8.2 How the Output Was Used

The response was used as a general outline for the report structure. The code and explanations were modified to match the actual dataset, especially the wage outcome variable and the available predictors.

8.3 Verification

The code was checked by rendering the Quarto document, confirming that the dataset loaded correctly, and reviewing the model outputs, tables, and plots.

9 Final Reflections

With more time and better data, I would improve the analysis by adding more detailed performance variables such as goals, assists, minutes played, injury history, contract length, and transfer value. These variables would likely improve prediction accuracy and create a richer economic interpretation.

A new economic question inspired by this analysis is:

Do football players from certain nationalities or leagues earn wage premiums even after controlling for experience and performance?

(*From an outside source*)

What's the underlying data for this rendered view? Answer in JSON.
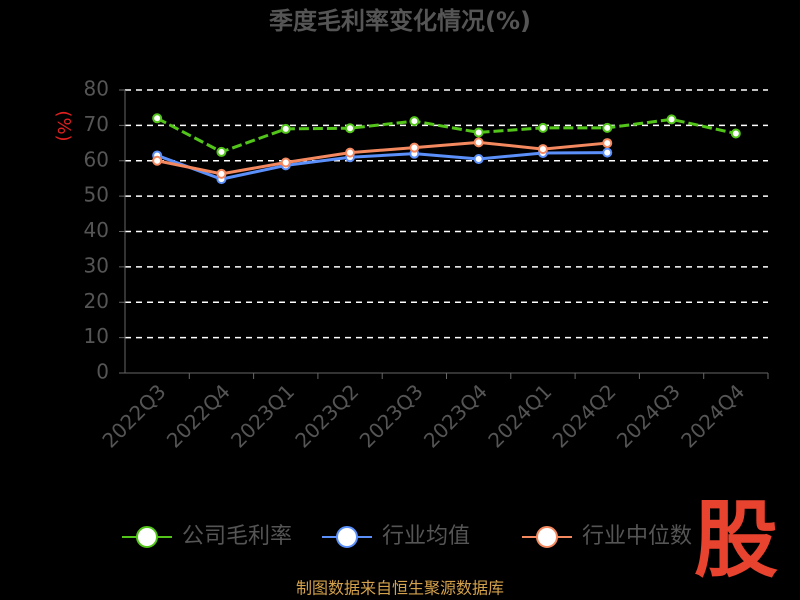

This question would allow future research to investigate labor market segmentation, reputation effects, and possible wage inequality in professional football.

10 Conclusion

This final report examined the determinants of professional football player wages using a regression-based predictive modeling approach. The analysis showed that wages are highly right-skewed and that a log transformation makes the outcome more suitable for modeling.

The regression models suggest that player experience, international recognition, position, and league are useful predictors of wages. Economically, this supports the idea that football wages reflect both human capital and market visibility. Although the analysis has limitations, it provides a clear example of how data science methods can be used to study wage determination in a high-value sports labor market.